A new law introduced across the UK, Ireland and Northern Ireland today will prevent drivers avoiding disqualifications for serious driving offences when they cross the borders.


UK drivers will no longer be able to escape punishment for serious motoring offences committed in Ireland when they return home, and the same applies for Irish drivers offending in the UK and returning home to Ireland.

UK Road Safety Minister, Paul Clark, said the new law was the next important step in making the roads safer.

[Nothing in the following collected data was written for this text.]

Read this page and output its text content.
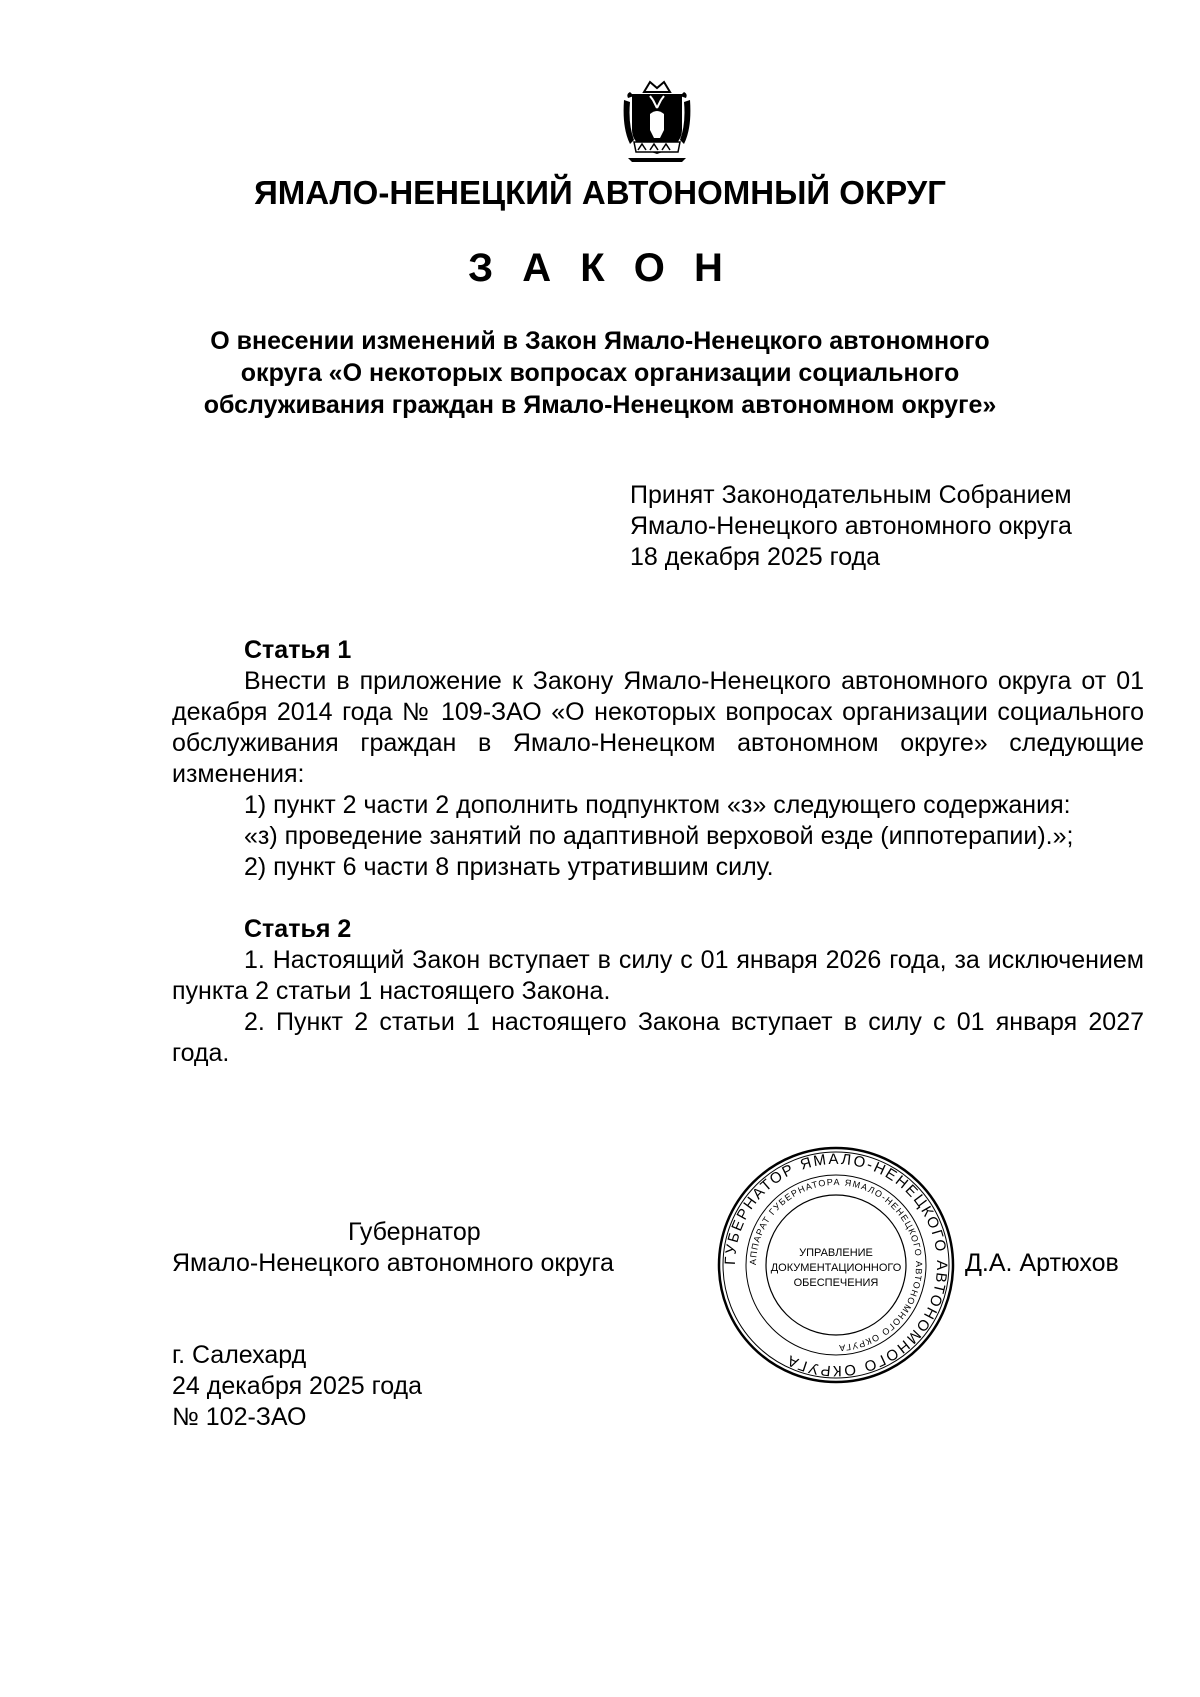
ЯМАЛО-НЕНЕЦКИЙ АВТОНОМНЫЙ ОКРУГ
З А К О Н

О внесении изменений в Закон Ямало-Ненецкого автономного округа «О некоторых вопросах организации социального обслуживания граждан в Ямало-Ненецком автономном округе»

Принят Законодательным Собранием
Ямало-Ненецкого автономного округа
18 декабря 2025 года

Статья 1

Внести в приложение к Закону Ямало-Ненецкого автономного округа от 01 декабря 2014 года № 109-ЗАО «О некоторых вопросах организации социального обслуживания граждан в Ямало-Ненецком автономном округе» следующие изменения:

1) пункт 2 части 2 дополнить подпунктом «з» следующего содержания:

«з) проведение занятий по адаптивной верховой езде (иппотерапии).»;

2) пункт 6 части 8 признать утратившим силу.

Статья 2

1. Настоящий Закон вступает в силу с 01 января 2026 года, за исключением пункта 2 статьи 1 настоящего Закона.

2. Пункт 2 статьи 1 настоящего Закона вступает в силу с 01 января 2027 года.

Губернатор
Ямало-Ненецкого автономного округа	ГУБЕРНАТОР ЯМАЛО-НЕНЕЦКОГО АВТОНОМНОГО ОКРУГА
АППАРАТ ГУБЕРНАТОРА ЯМАЛО-НЕНЕЦКОГО АВТОНОМНОГО ОКРУГА
УПРАВЛЕНИЕ
ДОКУМЕНТАЦИОННОГО
ОБЕСПЕЧЕНИЯ
Д.А. Артюхов
г. Салехард
24 декабря 2025 года
№ 102-ЗАО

“We’ve cut the number of deaths and serious injuries on our roads by 40 percent since the mid-1990s. That’s more than 19,000 fewer deaths or serious injuries in a year and means we now have some of the safest roads in the world.

“But we need to continue to work to make our roads even safer and if a UK driver commits a serious offence while in Ireland it is right that their ban should still apply when they return home.

“From today this new law will ensure that disqualified drivers are not able to escape their punishment and so keep dangerous drivers off the roads,” Mr Clark said.

The new law is the first practical step to recognise driving disqualifications in Europe under the terms of the 1998 European Convention on driving disqualifications.

The Convention stipulates that “serious motoring offences” include reckless or dangerous driving, hit-and-run driving, driving while under the influence of alcohol or drugs, speeding, and driving while disqualified.

Campaigns officer for Brake, a UK-based road safety charity, Ellen Booth, said it is about time mutual recognition of driving disqualification came into effect.

“This common-sense measure is long overdue. Offenders who are disqualified for risk-taking on roads should not be ‘let off’ their ban simply because they have crossed the border into another country and Brake urges the Government to negotiate similar agreements with other countries.

“Reciprocal agreements should also extend to drivers disqualified under the totting-up system, who have shown repeated disregard for their own and other people’s safety on the road,” Ms Booth said.

Totting-up is the accumulation of penalty points for minor offences and the Convention and today’s new laws do not apply to drivers disqualified in that manner.